それを良しとしない思考が協会関係者にあったとしたら、1度協会の存在する目的自体を見直す必要があるでしょう。

なお、一般の企業では、組織内のコミュニケーションが取れずに問題がカイゼンされなければ、第3者に相談する流れができはじめています。

だから、内部告白者を守るようなことも必要になるのです。

この度の流れもそれに近いのかもしれません。

いずれにしても、伊調馨選手に対する諸々の圧力や報復措置と捉えられること等はこれまでもそして今後も絶対にあってはなりません。

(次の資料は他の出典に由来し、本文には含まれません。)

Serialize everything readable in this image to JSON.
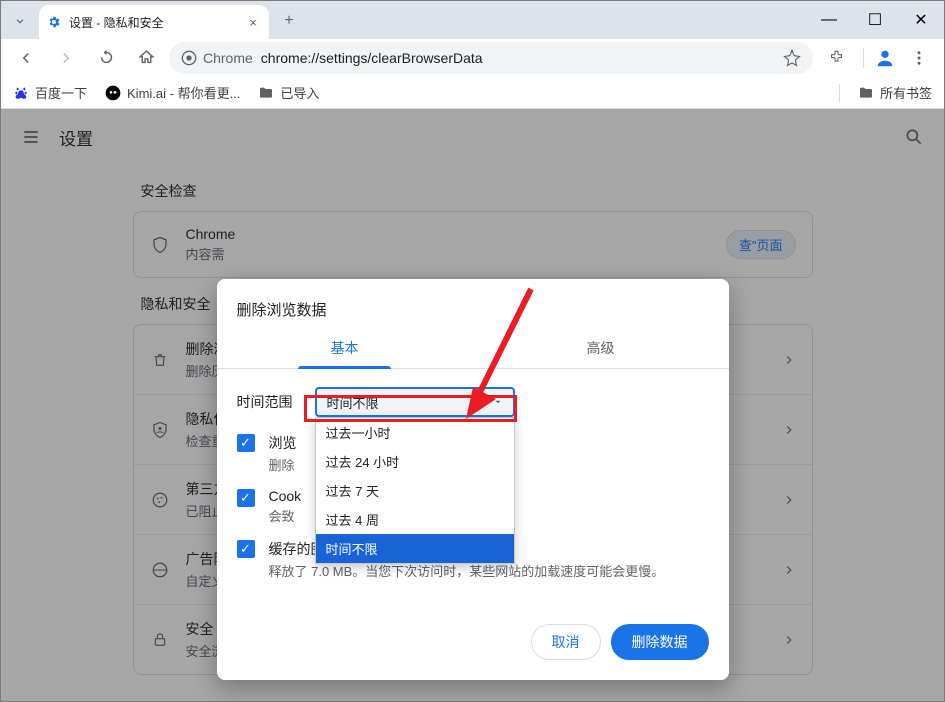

本来ならば、協会が全力で伊調馨選手を守るべきなのです。

本末転倒になっているかもしれない現状を重く受け止め、当事者すべてがカイゼンを図るべきだと思います。

私たちは学ばなければなりません

どんなにいい組織にみえても問題点は必ずあります。

むしろ、いい組織ほど問題点が先に出てきます。

自主的に見つけて自主的にカイゼンする人が多いからです。

それが後になって出てこないように先手を常に打つべきなのです。

私は、品質偽造問題も、森友問題も、泰明小のアルマーニの問題も、すべて本質は同じだと思っています。



それは「真の意味でのコミュニケーションが取れていない組織だから起きている」のです。

特に、コミュニケーションのためには「BAD NEWS FIRST!」が大切です。

それが許されない組織では、問題点は常に先送りにされます。

それが一気に吹き出した状態が今なのです。

明るい将来を実現するために、目的を明確にして、無意識に沸き上がる思考の癖を1度捨てましょう。

組織に属する以上は、自分の感情よりも、組織目標の方が優先順位が高くあるべきなのです。

無論、その組織目標が人として正しいものであることは大前提です。

そして、お互いに貢献しようとする意欲にあふれ、相互のコミュニケーションを図りながら実現していくのです。

日本レスリング協会がこの状況をカイゼンし、より良い組織になることを願っております。

大丈夫でいきましょう!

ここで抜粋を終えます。